Sanderson accounted for five of the 60 books I read in 2024, and “Wind and Truth” was book 58. I debated diving right back into the Cosmere to start my reading the next year, but I wanted to work on a few other books. It did not take long before I dove back in, starting with the Mistborn series as my third book this year. At present, nine of the 27 books I have read this year all came from the Cosmere. Seven in the Mistborn series, Warbreaker, and most recently, Elantris. While the characters, storylines, and plots may change across books, I see common threads. Not just because they are set in the same universe and there are occasional cameos, but because I see universal struggles and triumphs in these stories. While many of us may seek fiction and fantasy as an escape from our real lives, there are often bits in these stories that hit close to home. I appreciate rooting for an underdog in a story, seeing good triumph over evil, and seeing redemption arcs as people change and grow over time.

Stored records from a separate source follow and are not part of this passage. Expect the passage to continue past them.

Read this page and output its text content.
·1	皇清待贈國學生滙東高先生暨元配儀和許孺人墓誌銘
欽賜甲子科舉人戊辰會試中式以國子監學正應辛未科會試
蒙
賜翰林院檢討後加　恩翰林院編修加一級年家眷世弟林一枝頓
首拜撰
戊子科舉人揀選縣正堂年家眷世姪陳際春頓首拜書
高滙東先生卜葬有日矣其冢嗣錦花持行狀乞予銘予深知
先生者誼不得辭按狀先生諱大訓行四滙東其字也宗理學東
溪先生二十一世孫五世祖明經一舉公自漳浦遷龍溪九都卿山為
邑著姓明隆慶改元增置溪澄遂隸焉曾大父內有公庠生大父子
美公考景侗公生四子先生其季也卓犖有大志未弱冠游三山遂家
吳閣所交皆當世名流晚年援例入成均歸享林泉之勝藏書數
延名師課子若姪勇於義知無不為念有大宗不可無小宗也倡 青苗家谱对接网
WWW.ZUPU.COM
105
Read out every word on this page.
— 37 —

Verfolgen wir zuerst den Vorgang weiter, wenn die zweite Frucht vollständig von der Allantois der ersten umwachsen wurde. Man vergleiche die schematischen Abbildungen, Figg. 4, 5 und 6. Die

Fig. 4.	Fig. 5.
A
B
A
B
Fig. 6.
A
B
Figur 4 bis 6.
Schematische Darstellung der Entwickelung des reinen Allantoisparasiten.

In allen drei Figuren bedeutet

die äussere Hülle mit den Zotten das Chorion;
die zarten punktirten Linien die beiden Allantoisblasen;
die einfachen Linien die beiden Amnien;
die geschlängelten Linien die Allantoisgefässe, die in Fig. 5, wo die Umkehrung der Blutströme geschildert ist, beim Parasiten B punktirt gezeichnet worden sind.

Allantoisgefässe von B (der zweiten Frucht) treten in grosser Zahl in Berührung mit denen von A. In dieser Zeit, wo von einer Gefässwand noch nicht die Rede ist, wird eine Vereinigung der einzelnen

  Having read more than 10,000 pages from Sanderson over twelve months and fourteen books, it is safe to say I am a fan. More than a fan, though, really. Each of these books tells an entire story, even if it is just one arc of a greater story, and within those stories, there is such a sense of humanity and the importance of hope, growth, change, and connection. There are plenty of moments of despair where all feels lost, and there are moments when people who feel lost, empty, broken, and like they are the least of us, show us the power of caring. In the current climate of our country and our world, it is easy to give in. Whether that is doomscrolling, not caring enough to try, feeling trapped and not taking action because it feels pointless, or resorting to substances to numb us, the idea that there is hope and that there is inherent goodness in all of us is a balm to the spirit. Watching as people who seem insignificant become very significant, seeing someone who seems more comic relief and buffoonery become the hero (maybe my hardest cry of all the books to this point), and even seeing people we thought were too far gone, lost to evil or to maybe death who suddenly found an escape and altered the trajectory of their story and character arc gives me a sense of hope and optimism. It makes me believe that even though my voice and my platform are not substantial, and that my interactions are largely one-to-one, I can make a difference. It reminds me that none of our stories are finished, and that it is never too late to care and do the right thing. I would like to believe that even as things seem dire today, I would find the courage that so many individuals on these pages also found, and would stand resolute, despite my churning guts in the face of evil. Every day we can make a choice. Because of Sanderson and my clients, I will choose journey before destination, strength before weakness, and life before death.